Alex Clare – Lateness of the Hour
I’m not hot on dub step, or drum and bass, or any music you seemingly have to be completed wasted to tap your foot to. Alex Clare’s debut album however, had dub step moments littered throughout it but mixed nicely with soul, funk, dance and pop influences making it without a doubt, the most interesting and captivating listen for me in 2011.
Arctic Monkeys – Suck It And See
Humbug brought me around to the band I had previously loved to hate with its wonderfully raw bass sound that was reminiscent of old Queens of the Stone Age. On first listen, Suck It And See seemed to be a step in the wrong direction, but after copious listens it’s clear that this was the intelligent direction for the band, mixing the rawness of Humbug with the lyrical prowess of the previous albums and wrapping them around some gloriously poppy hooks. Great stuff.
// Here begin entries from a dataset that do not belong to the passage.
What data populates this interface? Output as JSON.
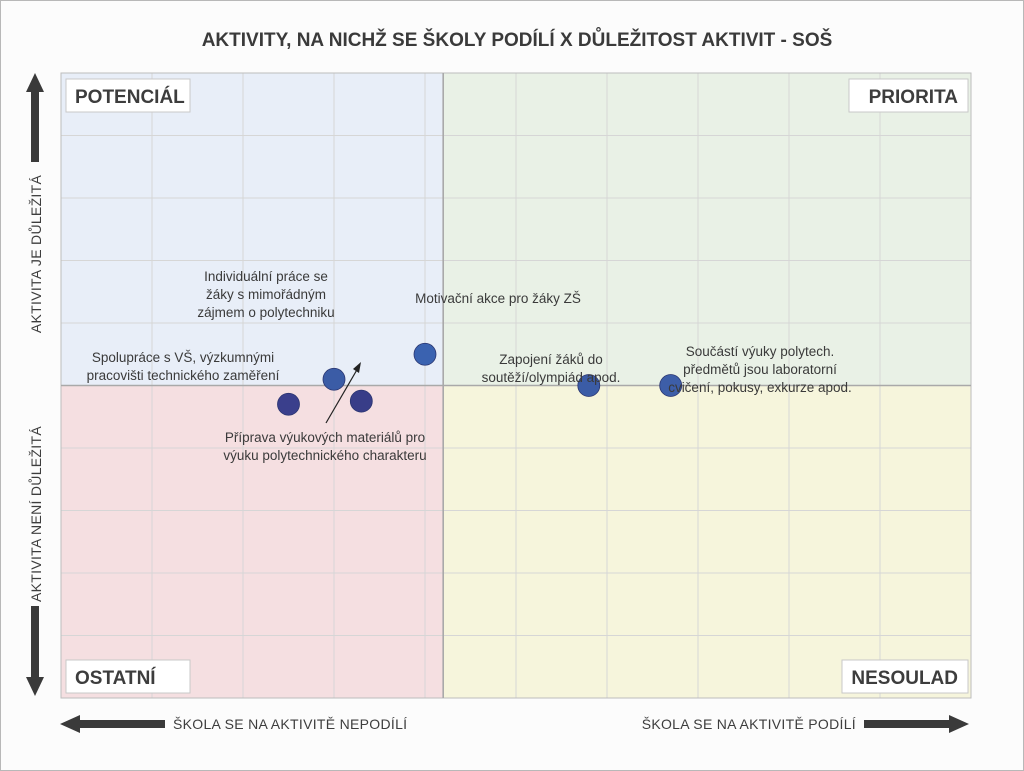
{
  "chart_data": {
    "type": "scatter",
    "title": "AKTIVITY, NA NICHŽ SE ŠKOLY PODÍLÍ X DŮLEŽITOST AKTIVIT - SOŠ",
    "quadrants": {
      "top_left": "POTENCIÁL",
      "top_right": "PRIORITA",
      "bottom_left": "OSTATNÍ",
      "bottom_right": "NESOULAD"
    },
    "quadrant_colors": {
      "top_left": "#e8eef8",
      "top_right": "#e9f1e6",
      "bottom_left": "#f5dfe1",
      "bottom_right": "#f6f5dc"
    },
    "x_axis": {
      "low_label": "ŠKOLA SE NA AKTIVITĚ NEPODÍLÍ",
      "high_label": "ŠKOLA SE NA AKTIVITĚ PODÍLÍ",
      "range": [
        0,
        10
      ],
      "midpoint": 4.2
    },
    "y_axis": {
      "high_label": "AKTIVITA JE DŮLEŽITÁ",
      "low_label": "AKTIVITA NENÍ DŮLEŽITÁ",
      "range": [
        0,
        10
      ],
      "midpoint": 5
    },
    "grid": true,
    "point_color": "#36499a",
    "points": [
      {
        "x": 3.0,
        "y": 5.1,
        "color": "#3b5ca6",
        "label": [
          "Individuální práce se",
          "žáky s mimořádným",
          "zájmem o polytechniku"
        ]
      },
      {
        "x": 4.0,
        "y": 5.5,
        "color": "#3a62b0",
        "label": [
          "Motivační akce pro žáky ZŠ"
        ]
      },
      {
        "x": 2.5,
        "y": 4.7,
        "color": "#3a3f8c",
        "label": [
          "Spolupráce s VŠ, výzkumnými",
          "pracovišti technického zaměření"
        ]
      },
      {
        "x": 3.3,
        "y": 4.75,
        "color": "#383d88",
        "label": [
          "Příprava výukových materiálů pro",
          "výuku polytechnického charakteru"
        ]
      },
      {
        "x": 5.8,
        "y": 5.0,
        "color": "#3b5ca6",
        "label": [
          "Zapojení žáků do",
          "soutěží/olympiád apod."
        ]
      },
      {
        "x": 6.7,
        "y": 5.0,
        "color": "#3d5ea8",
        "label": [
          "Součástí výuky polytech.",
          "předmětů jsou laboratorní",
          "cvičení, pokusy, exkurze apod."
        ]
      }
    ]
  }
}
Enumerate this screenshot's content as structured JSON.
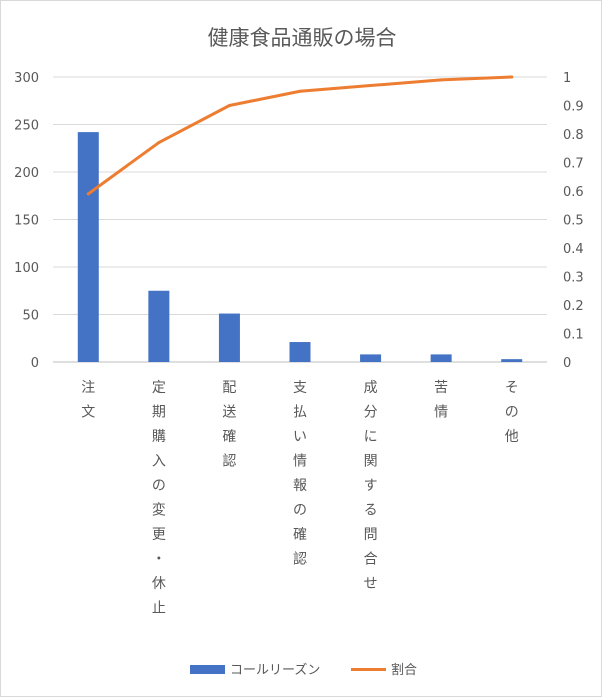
{
  "chart_data": {
    "type": "bar",
    "title": "健康食品通販の場合",
    "categories": [
      "注文",
      "定期購入の変更・休止",
      "配送確認",
      "支払い情報の確認",
      "成分に関する問合せ",
      "苦情",
      "その他"
    ],
    "series": [
      {
        "name": "コールリーズン",
        "type": "bar",
        "axis": "left",
        "color": "#4472c4",
        "values": [
          242,
          75,
          51,
          21,
          8,
          8,
          3
        ]
      },
      {
        "name": "割合",
        "type": "line",
        "axis": "right",
        "color": "#ed7d31",
        "values": [
          0.59,
          0.77,
          0.9,
          0.95,
          0.97,
          0.99,
          1.0
        ]
      }
    ],
    "y_left": {
      "min": 0,
      "max": 300,
      "ticks": [
        "0",
        "50",
        "100",
        "150",
        "200",
        "250",
        "300"
      ]
    },
    "y_right": {
      "min": 0,
      "max": 1,
      "ticks": [
        "0",
        "0.1",
        "0.2",
        "0.3",
        "0.4",
        "0.5",
        "0.6",
        "0.7",
        "0.8",
        "0.9",
        "1"
      ]
    },
    "gridlines": true,
    "legend_position": "bottom"
  }
}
Ben Howard – Every Kingdom
Blending perhaps Iron & Wine with Jose Gonzalez and the laidback feel of Newton Faulkner, with his debut album Ben Howard created a beautiful summer album of soon-to-be folk classics. Every song is brilliant in its own right and there is no reason why Ben Howard can’t span a career as wide as Bob Dylan’s if this is anything to go by.
Bon Iver – Bon Iver
For Emma, Forever Ago skyrocketed Bon Iver to the top, making him a poster boy for the nu-folk invasion of British music and despite his non-Bon Iver offerings being weak at best, the pressure was on for his follow up album. This second album didn’t disappoint, seeing Bon Iver return bigger, more innovative and emotional than ever with a selection of grandiose multi-textured songs that have seen Bon Iver break further into the mainstream.